“Brevity is the soul of wit,” or so they say. And “a little Chekhov comedy goes a long way,” as they also say. (And if they don’t say that, they should.)
Combine these adages together, and you have the basic rules for building an evening of one-act Anton Chekhov comedies — at least in my mind. The scrappy — and ambitious — St. Sebastian troupe may have benefited from this advice when producing their evening entitled Chekhov’s Shorts.
I have to admit, this was my first exposure to Chekhov: the comedian. And after sitting through only a couple of his one-act comedies, the following themes quickly emerge:
- Body maladies (“Oh, my heart!,” “I’m having palpitations!,” “My leg is numb!,” etc.) are supposedly hysterical.
- Uptight men being manipulated by pushy women provide ideal setups for slapsticky disasters.
- Seemingly superior people can easily be knocked down a peg or two by the common man.
In addition, subtext is virtually non-existent — characters freely address the audience about how they are feeling and what they’re thinking (i.e. “Oh, she makes me so mad!,” “Oh, unhappy man that I am!”). This is late 19th century farce, after all.
If you go for that kind of thing, then you’ll love all three hours of St. Sebastian players evening of “shortz.” Yes, you heard that right: three hours (the program inaccurately says 2.5 hours). It’s epic. And unfortunate — as your mind is so numb by the end, you may have forgotten some of the very fine performances and genuinely humorous moments.
For example, director Renae Stone took The Celebration — a wonderfully satirical piece about a pompous bank director who’s preparing for a big celebration in his honor, only to have it all disrupted by…pushy women — and set it in the 50’s. Very “Mad Men” and very farce. A high point of the evening, with deliriously zany performances from Ron Thomas, Eric Prahl, Andrea Welton and the scene-stealing April Taylor.
Drama, in act “two point five,” (that’s what the program says) provided another bright spot. Essentially a two-character piece about a pushy amateur female playwright (a wonderfully grand Danielle Forrester) who weasels her way into the office of well respected author, Pavel (the delightfully droll Prahl) to read her new play, this would have served as an ideal conclusion for the night. I say this, because after dutifully listening to the overbearing playwright go on and on and on, Pavel has his fill, and…well, let’s just say the conclusion pretty much summed up my feelings for the evening.

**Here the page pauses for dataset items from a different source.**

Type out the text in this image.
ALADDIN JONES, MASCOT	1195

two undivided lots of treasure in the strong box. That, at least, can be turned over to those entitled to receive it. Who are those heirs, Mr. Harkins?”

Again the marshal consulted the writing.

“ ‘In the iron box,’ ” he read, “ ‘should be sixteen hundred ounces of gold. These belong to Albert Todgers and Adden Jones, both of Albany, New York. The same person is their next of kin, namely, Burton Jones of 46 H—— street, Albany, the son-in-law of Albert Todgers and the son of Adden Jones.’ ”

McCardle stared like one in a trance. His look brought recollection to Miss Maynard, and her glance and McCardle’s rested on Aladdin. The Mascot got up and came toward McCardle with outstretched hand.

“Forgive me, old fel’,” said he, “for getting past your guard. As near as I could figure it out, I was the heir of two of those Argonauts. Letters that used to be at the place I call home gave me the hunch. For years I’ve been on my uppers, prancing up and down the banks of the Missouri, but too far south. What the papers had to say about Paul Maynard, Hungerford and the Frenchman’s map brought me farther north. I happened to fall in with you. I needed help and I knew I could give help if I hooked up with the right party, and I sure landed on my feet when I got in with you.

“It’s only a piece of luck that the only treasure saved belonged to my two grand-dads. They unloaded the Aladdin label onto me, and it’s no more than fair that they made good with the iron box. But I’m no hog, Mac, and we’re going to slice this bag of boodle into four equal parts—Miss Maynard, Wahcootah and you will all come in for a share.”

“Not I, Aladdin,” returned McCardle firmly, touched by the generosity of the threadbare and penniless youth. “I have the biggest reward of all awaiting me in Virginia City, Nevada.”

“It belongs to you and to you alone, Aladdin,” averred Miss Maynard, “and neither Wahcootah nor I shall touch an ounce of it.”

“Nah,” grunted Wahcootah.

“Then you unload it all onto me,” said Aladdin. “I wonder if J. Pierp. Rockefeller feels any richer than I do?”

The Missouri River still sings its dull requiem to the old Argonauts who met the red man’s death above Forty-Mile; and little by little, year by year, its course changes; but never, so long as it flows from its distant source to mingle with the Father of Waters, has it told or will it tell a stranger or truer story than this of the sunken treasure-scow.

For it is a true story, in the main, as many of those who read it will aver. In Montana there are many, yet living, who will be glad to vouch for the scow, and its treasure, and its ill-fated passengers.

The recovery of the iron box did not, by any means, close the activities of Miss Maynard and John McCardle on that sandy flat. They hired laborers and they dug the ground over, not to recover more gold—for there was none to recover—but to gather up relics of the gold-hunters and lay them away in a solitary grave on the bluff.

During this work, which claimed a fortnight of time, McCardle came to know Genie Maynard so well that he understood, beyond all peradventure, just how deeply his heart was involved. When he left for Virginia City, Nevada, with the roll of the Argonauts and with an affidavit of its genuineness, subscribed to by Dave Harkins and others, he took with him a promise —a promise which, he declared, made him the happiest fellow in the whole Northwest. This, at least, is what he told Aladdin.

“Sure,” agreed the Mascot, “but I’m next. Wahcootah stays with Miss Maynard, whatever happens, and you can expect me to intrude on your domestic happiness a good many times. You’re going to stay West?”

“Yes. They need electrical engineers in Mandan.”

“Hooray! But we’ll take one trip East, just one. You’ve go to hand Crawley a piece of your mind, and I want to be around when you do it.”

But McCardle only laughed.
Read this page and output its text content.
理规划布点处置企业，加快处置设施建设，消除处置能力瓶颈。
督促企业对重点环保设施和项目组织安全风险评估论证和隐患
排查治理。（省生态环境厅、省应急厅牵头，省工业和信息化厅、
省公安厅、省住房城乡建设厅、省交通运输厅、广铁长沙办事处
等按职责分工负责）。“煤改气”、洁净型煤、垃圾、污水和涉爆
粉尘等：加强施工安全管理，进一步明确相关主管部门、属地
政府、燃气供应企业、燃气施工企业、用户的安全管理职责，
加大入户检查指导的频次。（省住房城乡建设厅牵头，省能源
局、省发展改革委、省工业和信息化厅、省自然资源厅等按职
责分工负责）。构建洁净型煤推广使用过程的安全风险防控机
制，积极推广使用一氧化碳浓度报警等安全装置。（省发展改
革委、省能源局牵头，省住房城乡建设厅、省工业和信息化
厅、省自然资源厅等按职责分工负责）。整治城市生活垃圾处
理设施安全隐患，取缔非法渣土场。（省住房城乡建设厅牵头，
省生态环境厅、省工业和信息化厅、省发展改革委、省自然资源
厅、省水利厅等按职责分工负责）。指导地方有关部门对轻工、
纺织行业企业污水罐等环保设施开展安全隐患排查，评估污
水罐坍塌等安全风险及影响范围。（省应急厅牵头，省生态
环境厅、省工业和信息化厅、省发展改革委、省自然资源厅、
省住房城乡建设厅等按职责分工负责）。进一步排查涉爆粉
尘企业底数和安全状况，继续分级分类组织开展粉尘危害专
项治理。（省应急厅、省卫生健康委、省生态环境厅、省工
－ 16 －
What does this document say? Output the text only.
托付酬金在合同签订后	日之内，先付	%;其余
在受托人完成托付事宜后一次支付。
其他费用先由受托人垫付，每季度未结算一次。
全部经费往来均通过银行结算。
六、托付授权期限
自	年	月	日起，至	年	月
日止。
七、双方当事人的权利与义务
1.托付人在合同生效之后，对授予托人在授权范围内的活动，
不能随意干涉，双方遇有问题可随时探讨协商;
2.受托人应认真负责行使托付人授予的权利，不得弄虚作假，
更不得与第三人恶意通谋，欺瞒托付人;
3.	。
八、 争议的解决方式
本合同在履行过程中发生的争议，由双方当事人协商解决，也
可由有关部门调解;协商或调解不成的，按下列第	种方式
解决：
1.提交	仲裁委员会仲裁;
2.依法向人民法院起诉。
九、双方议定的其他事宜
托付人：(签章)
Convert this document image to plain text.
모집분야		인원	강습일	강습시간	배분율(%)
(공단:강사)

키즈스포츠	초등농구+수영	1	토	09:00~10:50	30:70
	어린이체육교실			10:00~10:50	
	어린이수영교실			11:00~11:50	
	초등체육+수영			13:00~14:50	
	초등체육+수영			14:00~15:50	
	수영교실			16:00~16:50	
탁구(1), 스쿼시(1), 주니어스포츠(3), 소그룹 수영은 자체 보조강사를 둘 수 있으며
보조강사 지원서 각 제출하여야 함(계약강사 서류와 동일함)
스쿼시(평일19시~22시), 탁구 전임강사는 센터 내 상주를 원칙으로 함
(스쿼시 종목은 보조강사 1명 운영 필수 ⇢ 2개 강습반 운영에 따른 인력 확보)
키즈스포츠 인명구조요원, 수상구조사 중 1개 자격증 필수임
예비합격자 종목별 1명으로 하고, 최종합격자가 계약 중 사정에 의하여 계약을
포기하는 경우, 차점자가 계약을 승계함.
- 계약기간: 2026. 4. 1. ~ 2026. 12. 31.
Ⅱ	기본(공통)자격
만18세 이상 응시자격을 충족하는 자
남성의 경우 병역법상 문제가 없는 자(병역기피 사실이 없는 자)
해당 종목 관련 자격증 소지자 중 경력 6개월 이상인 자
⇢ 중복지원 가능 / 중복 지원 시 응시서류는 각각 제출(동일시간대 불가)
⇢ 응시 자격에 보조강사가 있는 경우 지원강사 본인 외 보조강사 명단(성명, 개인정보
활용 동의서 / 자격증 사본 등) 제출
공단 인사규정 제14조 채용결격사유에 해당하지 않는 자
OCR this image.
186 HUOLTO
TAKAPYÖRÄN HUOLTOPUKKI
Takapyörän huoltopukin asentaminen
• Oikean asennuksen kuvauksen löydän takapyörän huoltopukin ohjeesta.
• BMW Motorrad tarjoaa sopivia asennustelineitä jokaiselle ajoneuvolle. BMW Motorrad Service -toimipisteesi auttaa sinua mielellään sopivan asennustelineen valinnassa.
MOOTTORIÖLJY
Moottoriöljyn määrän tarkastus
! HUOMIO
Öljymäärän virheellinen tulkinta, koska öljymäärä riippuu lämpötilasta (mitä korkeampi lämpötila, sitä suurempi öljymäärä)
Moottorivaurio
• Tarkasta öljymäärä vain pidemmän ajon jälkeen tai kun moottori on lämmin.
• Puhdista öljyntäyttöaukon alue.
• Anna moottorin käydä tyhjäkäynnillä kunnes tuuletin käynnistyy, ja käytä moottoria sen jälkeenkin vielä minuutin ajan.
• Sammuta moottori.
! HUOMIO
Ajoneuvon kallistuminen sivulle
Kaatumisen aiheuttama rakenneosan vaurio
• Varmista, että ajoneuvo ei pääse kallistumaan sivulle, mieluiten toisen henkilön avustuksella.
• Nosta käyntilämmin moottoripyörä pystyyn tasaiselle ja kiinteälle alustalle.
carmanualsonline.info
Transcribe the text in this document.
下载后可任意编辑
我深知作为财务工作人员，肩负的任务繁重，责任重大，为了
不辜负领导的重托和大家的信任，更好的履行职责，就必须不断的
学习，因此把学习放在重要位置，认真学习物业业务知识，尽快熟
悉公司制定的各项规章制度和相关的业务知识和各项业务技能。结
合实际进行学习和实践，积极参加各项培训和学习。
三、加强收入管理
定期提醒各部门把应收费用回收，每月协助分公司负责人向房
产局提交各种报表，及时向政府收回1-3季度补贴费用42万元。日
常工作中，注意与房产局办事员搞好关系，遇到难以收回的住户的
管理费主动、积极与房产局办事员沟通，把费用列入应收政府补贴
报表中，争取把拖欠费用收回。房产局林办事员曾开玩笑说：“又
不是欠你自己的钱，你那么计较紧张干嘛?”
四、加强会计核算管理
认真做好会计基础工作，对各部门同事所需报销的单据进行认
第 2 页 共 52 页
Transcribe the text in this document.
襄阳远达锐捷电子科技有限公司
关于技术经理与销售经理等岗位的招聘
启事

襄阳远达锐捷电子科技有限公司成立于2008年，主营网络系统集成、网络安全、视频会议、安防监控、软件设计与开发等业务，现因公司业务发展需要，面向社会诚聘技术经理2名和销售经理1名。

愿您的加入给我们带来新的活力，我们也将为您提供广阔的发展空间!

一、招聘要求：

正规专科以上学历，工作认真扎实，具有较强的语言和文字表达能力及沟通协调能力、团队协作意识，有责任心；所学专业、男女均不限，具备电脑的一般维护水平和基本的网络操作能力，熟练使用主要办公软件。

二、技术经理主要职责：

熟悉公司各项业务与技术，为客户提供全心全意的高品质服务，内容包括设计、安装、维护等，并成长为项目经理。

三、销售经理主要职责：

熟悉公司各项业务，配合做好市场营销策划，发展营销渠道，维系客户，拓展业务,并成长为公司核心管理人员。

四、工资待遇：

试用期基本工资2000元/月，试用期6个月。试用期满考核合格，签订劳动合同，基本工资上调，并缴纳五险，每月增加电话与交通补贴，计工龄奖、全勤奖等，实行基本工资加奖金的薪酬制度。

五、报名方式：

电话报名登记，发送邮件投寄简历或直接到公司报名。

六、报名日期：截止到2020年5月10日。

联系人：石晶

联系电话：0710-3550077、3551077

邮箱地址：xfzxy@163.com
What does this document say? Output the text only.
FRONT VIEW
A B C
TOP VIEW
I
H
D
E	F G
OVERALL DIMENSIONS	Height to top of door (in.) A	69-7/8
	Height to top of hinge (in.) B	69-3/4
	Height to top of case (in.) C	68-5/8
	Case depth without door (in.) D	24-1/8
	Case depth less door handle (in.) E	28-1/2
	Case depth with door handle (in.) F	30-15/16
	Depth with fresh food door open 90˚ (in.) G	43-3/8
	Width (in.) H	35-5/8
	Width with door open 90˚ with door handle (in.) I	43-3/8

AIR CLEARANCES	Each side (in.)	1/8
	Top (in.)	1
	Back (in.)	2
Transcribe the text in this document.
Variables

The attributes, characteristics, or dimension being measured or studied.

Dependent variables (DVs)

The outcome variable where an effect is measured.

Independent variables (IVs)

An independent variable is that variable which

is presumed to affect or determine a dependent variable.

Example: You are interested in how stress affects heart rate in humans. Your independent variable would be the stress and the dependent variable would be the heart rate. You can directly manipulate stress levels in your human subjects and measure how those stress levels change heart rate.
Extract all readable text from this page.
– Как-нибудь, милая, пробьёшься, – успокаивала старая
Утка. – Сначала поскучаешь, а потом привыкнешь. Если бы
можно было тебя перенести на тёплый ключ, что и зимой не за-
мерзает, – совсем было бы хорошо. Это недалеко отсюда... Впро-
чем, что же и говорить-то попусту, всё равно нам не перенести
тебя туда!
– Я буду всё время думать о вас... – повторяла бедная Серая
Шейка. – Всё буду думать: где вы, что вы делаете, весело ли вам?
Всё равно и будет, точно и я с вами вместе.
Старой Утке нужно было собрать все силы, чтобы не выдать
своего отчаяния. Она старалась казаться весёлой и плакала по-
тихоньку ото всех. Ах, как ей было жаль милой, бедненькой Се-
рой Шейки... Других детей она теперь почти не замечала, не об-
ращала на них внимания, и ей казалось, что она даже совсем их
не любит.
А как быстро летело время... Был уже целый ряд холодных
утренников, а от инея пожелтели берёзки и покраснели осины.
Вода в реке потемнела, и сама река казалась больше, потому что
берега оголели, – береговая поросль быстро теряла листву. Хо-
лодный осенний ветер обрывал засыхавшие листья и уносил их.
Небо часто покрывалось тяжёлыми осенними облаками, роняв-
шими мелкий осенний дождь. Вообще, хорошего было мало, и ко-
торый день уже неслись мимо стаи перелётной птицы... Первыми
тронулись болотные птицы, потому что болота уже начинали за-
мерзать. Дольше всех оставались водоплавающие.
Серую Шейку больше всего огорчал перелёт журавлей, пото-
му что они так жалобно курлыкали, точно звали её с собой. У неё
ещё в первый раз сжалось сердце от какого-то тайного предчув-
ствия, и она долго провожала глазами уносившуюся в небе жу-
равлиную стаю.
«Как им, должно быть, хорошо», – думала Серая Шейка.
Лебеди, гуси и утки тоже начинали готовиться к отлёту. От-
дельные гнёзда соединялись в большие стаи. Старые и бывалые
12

Unfortunately, there are two additional one-acts that follow Drama. In total, there are three intermissions and seven pieces.
Again: the length of the show undermines the high points. And what I saw last night isn’t even all of it — on Thursdays and Sundays, an additional one-act, Swan Song, is added to the lineup. Which begs the question: Why? Especially considering Swan Song isn’t even a comedic piece.
Whoever was responsible for pulling this production together (the producer, perhaps?) should have stepped back and trimmed, trimmed, trimmed. As currently presented, the evening is a chore.